Belgium - Australia on an BMW R1100 GS motorcycle, solo.

Reports #18 and #19

Malaysia and Singapore

Unfortunately, this report is lost because I spilled a soft-drink over my keyboard. I had to remove all batteries very quickly, losing all data that didn't make it to the back-up...

Instead, a short piece of text from an email I sent to someone asking what I thought of Malaysia and Singapore:

The stories about Malaysia and Singapore have been lost, but not the daily distance log; I remember the travel days where I was. The story can be rewritten, and it has to be done, one day. Because in the end I would like to make a book-on-CD, with all the pictures and so on, and with possibilities to navigate through the topics that belong together (all the nagging about motorcycles together, all the border crossings, all the food, or just the best anecdotes).

The problem is that my writing style has changed a lot during the journey: from past tense at the beginning to present tense in first person from midway to the end. So quite a lot needs to be done. And sort a thousand or more photos ramdomly put together on CD by Kodak ...

Perenthian Islands

Malaysia was a refuge after the situation in Thailand. The first days in a luxury hotel on Penang, then slowly driving to Kota Bahru, then the Perenthian Islands. Scuba dived deliciously, just my head clear again. I learnt to eat with my hands (decently). Then to Taman Negara, where the motorcycle frame broke along the way. Briefly looked around in the park and on a broken frame to KL: Shah Alam.

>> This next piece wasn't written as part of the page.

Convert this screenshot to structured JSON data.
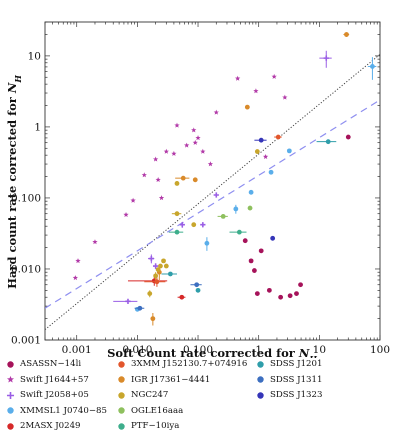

At the BMW importer, the motorcycle was disassembled completely, the rear frame has been replaced and they have opened and refitted the gearbox without using the right tools. All while I was scuba diving on Tioman (by plane) with girlfriend Carloyn. I was grounded for a whole month, eventually, thanks to that twisted motorcycle. A quick look at Cameron and Frazer Hill and then on to Singapore to ship the bike to Darwin.

Singapore is all very Western - not what I was looking for. I found the anti-congestion toll system on the roads laughable. As a foreigner it is not possible to see whether or not you can drive under any gate at a certain time of the day. Eventually we viewed Singapore on foot and by train (so they work anyway, those measures) and saw a lot of shiny buildings and many shops. I flew to Amsterdam by plane to and two weeks later from Amsterdam to Darwin. (Visited my mother, cancer patient.)

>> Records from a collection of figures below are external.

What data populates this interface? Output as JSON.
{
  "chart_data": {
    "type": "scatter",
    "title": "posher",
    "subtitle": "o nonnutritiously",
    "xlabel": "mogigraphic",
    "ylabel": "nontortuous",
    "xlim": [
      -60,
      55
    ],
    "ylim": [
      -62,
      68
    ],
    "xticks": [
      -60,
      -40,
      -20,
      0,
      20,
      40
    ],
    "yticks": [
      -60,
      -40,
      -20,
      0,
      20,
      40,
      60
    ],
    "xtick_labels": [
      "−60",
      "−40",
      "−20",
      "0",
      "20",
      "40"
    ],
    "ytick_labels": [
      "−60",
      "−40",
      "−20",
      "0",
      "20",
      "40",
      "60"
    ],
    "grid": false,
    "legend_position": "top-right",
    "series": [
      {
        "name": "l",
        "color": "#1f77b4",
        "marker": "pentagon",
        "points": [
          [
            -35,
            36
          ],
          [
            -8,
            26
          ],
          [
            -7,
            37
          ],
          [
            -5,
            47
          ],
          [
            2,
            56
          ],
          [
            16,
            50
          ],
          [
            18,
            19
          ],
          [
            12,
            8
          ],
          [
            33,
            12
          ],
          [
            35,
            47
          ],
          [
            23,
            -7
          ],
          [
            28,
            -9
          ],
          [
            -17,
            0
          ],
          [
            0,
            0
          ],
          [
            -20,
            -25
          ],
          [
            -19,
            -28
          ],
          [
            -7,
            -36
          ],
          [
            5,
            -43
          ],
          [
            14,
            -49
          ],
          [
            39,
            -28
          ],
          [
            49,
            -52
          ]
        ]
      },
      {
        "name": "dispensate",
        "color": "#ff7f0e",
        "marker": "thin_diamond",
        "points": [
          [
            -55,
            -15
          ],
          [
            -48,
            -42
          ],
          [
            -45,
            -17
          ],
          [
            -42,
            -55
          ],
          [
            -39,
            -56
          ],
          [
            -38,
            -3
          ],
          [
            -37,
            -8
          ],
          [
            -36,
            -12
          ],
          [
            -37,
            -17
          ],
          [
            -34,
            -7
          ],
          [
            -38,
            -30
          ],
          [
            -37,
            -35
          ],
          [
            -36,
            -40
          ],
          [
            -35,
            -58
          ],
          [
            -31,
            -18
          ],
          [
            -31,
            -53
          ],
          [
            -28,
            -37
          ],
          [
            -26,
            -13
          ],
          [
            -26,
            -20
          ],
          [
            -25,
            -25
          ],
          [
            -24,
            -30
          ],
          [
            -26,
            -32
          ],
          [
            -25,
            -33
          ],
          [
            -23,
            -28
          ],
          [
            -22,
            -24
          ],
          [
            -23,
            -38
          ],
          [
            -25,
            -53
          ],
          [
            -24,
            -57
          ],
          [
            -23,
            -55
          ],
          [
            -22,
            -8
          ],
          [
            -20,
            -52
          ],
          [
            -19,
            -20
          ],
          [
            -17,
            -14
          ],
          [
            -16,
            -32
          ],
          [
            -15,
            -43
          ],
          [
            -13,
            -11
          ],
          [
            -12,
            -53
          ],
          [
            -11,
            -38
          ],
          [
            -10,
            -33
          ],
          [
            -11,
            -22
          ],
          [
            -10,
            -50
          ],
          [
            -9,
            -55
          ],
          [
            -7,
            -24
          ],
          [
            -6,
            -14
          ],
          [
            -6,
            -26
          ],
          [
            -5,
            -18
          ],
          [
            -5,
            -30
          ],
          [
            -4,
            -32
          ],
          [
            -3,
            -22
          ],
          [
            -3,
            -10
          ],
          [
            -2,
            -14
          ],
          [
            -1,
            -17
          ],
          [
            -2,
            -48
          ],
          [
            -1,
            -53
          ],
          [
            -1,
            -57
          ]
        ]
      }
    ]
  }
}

But that's no answer to your question: I have experienced Malaysia as a lazy country. Get good food everywhere, good roads (with fences around highways), shelter is no problem and ridiculously reduced prices. From the start I treated myself to a week in a five-star hotel in Shah Alam (waiting for the motorcycle repair) for (converted) fl. 80.00 per night (which was about USD 40.00).

Development also has its disadvantages: many things are "taken care of". Many rules, regulations, directives ... It was a lot less adventurous.

I have also been amazed over the ethnic structure of Malaysia. The Indians could have arrived from Mumbai yesterday. Even the way they shake their heads when they mean "yes" is one-on-one the same as in India. The Chinese are the reliable, hard workers we see everywhere and the Malays are protected by Dr. M. himself - why should they bother?

All in all, I enjoyed reading the local newspapers: because of Japanese encephalitus they butchered thousands of pigs, Mr. Mahatir who was everywhere and the sometimes difficult co-existance of the three ethnic groups. It is to be hoped for Malaysia that Mahatir does not very suddenly come to the end of his somewhat totalitarian regime, for I foresee the same difficulties as in Indonesia.


And then I haven't mentioned the new capital, the information superhighway corridor and the airport and adjacent race track they are building. Incredible projects for this country. And when I got back, I learned what our longest-reigning prime minister in the world is doing with his crown prince Anwar Ibrahim. Unbelievable.